C L O S L E R
Moving Us Closer To Osler
A Miller Coulson Academy of Clinical Excellence Initiative
The Journal of Hopkins' Center for Humanizing Medicine

Takeaways from the book “Addiction, Inc.” 

Takeaway

Many opioid overdose deaths are preventable with medications like buprenorphine and methadone; unfortunately, commercial interests have interfered with access to treatment. Knowing how to start or link patients to treatment—regardless of your specialty—can save lives. 
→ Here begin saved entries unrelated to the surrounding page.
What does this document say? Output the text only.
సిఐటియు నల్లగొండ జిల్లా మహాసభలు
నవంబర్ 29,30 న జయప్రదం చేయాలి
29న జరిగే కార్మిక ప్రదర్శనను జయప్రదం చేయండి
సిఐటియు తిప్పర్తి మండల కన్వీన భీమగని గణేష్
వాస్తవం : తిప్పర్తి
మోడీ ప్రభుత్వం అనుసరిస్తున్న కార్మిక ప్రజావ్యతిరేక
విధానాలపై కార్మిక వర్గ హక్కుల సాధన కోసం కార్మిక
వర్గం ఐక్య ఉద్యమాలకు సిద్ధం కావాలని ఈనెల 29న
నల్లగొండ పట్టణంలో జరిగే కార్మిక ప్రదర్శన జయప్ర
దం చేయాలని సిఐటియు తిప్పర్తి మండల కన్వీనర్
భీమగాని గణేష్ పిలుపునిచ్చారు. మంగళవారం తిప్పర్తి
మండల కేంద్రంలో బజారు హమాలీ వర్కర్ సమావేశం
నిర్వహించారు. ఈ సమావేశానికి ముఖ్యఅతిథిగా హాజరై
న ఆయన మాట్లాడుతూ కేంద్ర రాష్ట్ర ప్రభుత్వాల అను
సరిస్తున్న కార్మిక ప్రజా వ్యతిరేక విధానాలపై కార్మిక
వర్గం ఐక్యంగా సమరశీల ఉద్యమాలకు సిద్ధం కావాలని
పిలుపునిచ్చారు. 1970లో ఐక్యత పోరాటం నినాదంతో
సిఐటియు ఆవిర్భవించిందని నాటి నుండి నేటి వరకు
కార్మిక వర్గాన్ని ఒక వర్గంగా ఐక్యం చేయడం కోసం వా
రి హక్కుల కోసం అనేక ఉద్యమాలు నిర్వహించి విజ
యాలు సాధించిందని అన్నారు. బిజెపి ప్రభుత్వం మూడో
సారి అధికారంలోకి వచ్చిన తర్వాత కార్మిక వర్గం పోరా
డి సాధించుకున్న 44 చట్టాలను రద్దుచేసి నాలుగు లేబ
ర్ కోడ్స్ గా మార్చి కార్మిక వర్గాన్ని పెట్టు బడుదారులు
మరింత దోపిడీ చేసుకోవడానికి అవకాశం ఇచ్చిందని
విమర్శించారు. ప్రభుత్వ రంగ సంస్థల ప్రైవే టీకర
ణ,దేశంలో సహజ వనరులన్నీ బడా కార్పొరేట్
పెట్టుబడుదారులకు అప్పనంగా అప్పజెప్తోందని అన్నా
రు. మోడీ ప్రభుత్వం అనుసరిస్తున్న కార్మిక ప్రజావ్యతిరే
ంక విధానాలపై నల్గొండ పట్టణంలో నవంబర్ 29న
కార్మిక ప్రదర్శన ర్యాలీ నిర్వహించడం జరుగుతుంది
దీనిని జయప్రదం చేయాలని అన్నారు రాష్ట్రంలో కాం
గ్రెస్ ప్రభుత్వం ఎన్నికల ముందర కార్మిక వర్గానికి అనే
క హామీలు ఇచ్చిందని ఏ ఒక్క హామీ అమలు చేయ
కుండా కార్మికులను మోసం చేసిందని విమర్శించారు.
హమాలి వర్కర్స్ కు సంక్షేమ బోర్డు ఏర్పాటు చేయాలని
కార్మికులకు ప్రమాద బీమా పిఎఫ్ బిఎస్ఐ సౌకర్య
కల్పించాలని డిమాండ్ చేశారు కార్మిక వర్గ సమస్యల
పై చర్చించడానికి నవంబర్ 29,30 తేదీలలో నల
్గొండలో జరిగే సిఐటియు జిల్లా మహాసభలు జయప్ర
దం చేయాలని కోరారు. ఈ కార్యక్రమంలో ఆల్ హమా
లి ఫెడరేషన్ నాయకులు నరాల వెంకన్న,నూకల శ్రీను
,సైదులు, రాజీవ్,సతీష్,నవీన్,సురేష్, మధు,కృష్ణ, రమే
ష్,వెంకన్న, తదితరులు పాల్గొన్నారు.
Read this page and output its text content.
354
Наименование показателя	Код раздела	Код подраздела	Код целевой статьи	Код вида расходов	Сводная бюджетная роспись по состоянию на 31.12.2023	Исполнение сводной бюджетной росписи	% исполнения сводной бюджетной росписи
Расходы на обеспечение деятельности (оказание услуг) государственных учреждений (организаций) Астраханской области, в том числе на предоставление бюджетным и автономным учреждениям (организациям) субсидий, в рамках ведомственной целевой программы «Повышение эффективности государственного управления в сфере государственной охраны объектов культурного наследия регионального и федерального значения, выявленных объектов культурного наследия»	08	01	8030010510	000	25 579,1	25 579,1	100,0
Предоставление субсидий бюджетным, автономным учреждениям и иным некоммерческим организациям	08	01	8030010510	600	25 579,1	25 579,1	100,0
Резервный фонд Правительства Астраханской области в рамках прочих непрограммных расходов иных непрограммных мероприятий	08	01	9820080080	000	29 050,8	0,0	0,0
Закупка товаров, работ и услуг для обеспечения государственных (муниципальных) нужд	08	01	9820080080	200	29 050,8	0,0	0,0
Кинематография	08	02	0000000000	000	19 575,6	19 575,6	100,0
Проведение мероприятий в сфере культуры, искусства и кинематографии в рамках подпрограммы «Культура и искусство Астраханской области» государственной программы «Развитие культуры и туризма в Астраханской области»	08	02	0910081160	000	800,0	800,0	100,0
Lifelong learning in clinical excellence | June 8, 2026 | 3 min read

By Megan Buresh, MD, AAHIVS, Johns Hopkins Medicine 

 

During my intern year at a Boston primary care clinic, one of my first patients was a woman in her 20s who presented to clinic in active opioid withdrawal. A week after she started buprenorphine (commonly known by the brand-name Suboxone), her physical symptoms were stabilized, allowing her to focus on other life and health goals, like getting a job and treating her hepatitis C. Witnessing her dramatic life transformation led me to pursue a career in addiction medicine. However, there’s much I don’t know about the history of how we got here.  

 

This is where I’ve benefited greatly from the friendship of drug historian Dr. Emily Dufton  who recently published an amazing book, “Addiction, Inc.: Medication-Assisted Treatment and America’s Forgotten War on Drugs.” Dr. Dufton spent over a decade researching and writing this book, which was inspired by the loss of multiple high school friends to overdose deaths. The book traces the history of the development of medications for opioid use disorder (OUD), which started during the Nixon administration. The U.S. was instrumental in developing the gold standard for the treatment of OUD yet leads the world in opioid overdoses deaths and there remains discouraging lack of access to treatment.  

 

History of methadone treatment 

Despite Nixon’s War on Drugs, a national system of federally funded methadone clinics was developed between 1968-1972 and quickly scaled up to treat 20,000 individuals. Unfortunately, stigma and lack of federal oversight, as well as shift in the political tides, led to federal defunding of this system and eventual privatization under the Reagan administration. Despite the evidence for methadone, there are significant geographic and racial disparities in access, and it’s become a treatment industry dominated by for-profit private equity firms. 

 

Buprenorphine treatment: great medication, not-so-great pharmaceutical shenanigans 

As a primary care physician in Baltimore, I prescribe buprenorphine to hundreds of patients with opioid addiction. However, there’s much about its history that I didn’t know before reading this book. The book traces the fascinating development of buprenorphine, initially by a grocery company in England, to NIDA funded studies. There was a dark side to its initial marketing, with similar predatory marketing techniques to Purdue’s marketing of Oxycontin (even hiring the same drug reps) and promoting name brand Suboxone over generic equivalents.  

 

Future hope 

Dr. Dufton ends the book with hopeas do I. She spent time in Switzerland, formerly the heroin overdose capital of Western Europe, and now a leader of a national and integrated treatment system. It gives me hope that when we offer sustained funding for holistic treatment (including lifesaving medications, mental health, housing, and wrap-around social services) and treat people with dignity, we can save lives. My hope is that we can learn from history and develop sustained funding structures (like Ryan White funding for HIV/AIDS treatment). Every opioid overdose death is preventableeach death represents a person and a life lost.  

 

Practical takeaways from the book: 

 

1. Opioid addiction is treatable, but there are significant disparities in accessto treatment. It’s our duty to treat all persons with dignity and fight structures that limit access to care. Knowing about our history helps us better advocate in the present. 

 

2. We should all advocate for access to lifesaving medications for opioid use disorder (first-line: methadone and buprenorphine; second line: extended-release naltrexone).

 

3. Regardless of specialty or treatment setting, we should know how to start and link patients to treatment. Any prescriber with a DEA license can prescribe buprenorphine. While methadone can’t be prescribed outside of federally regulated clinics, hospitals and EDs can start and continue methadone, and any provider can link patients to methadone clinics.  

 

 

 

 

 

 

 

 

 

 

 

 

This piece expresses the views solely of the author. It does not necessarily represent the views of any organization, including Johns Hopkins Medicine.